Some insist that extending overall survival is the main purpose of anti-cancer treatment. But as patients and doctors increasingly weigh treatments that might improve quality-of-life, without necessarily extending survival, these PROs become more relevant. How exactly these outcomes will be measured, especially as more data will be collected post-marketing of drugs, off of clinical trials—in a non-blinded fashion, by patients who know what they’re on and may be vulnerable to something like placebo effect, or an anti-placebo effect—and the willingness of doctors and policy-makers to trust their patients’ reports, is a Pandora’s box from which I look forward to reading, hearing, and learning more.
7. Artificial intelligence (AI)
Few doctors, even oncologists who subspecialize, can keep up with developments in the field. Whether it’s IBM’s Watson, about which I remain optimistic, or another brand of artificial intelligence delivering suggestions, data-driven algorithms will be needed to guide physicians’ recommendations. The emerging field of computational biology, which can take big data and apply it to individual patients’ cases, with recommendations based on real-time knowledge of cancer science and approved treatments, is the way forward.
Oncology needs be AI-driven, at least at the level of suggesting treatments to consider, because there is too much molecular information for most doctors or patients to grasp and—with some 15 million new cancer cases expected around the globe in 2018—too much potential, otherwise missed, to improve outcomes for those affected.
What’s missing? I haven’t mentioned CAR-T cells, which in some ways dominated this year’s cancer news. While it’s clear these biological therapies, involving gene-edited white blood cells taken from each patient and re-infused, can effect remissions and cures as most cancer drugs have not, I remain skeptical about the possibility of manufacturing these agents safely and efficiently on a large scale so that tens or thousands of patients might be helped, by contrast to simpler cancer drugs.
Prevention is unfortunately absent from my list. Cancer prevention remains a personal priority: the best way to avoid cancer deaths, toxicity and costs of treatment, is to prevent the disease from happening. However, apart from discouraging smoking and its cessation, which is old news and in some parts of the world not trending, and giving vaccines to prevent HPV and hepatitis B infection, which is generally happening more, and continually reminding affluent humans to eat and drink less, there is too little progress on this front.

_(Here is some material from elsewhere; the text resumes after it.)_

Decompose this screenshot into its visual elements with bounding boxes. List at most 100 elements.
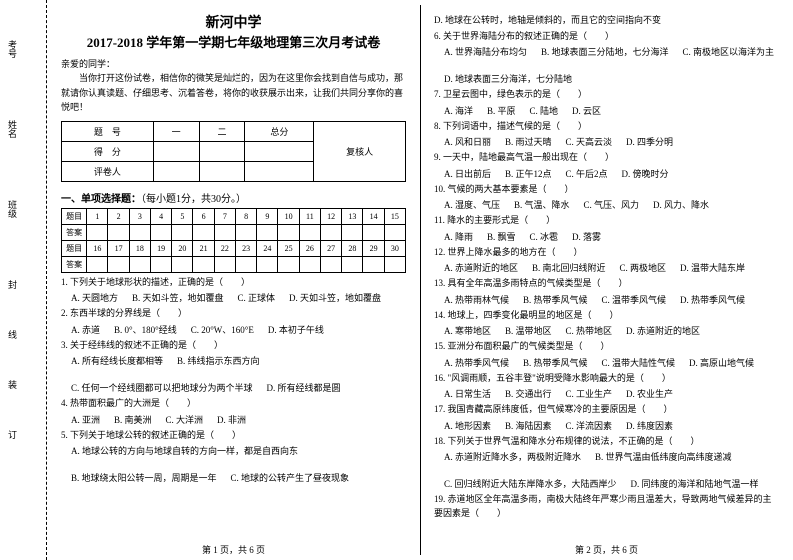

With a diminished EPA under the current U.S. administration, and few doctors willing to invest careers in the slow-paced field of environmental oncology, to designate carcinogens by proving cause-and-effect, it’ll be a long time before we see meaningful advances in understanding the toxic causes many cancers, and how to avoid those (carcinogens). There’s too little incentive. Maybe, in next year’s list, for 2019, that will change.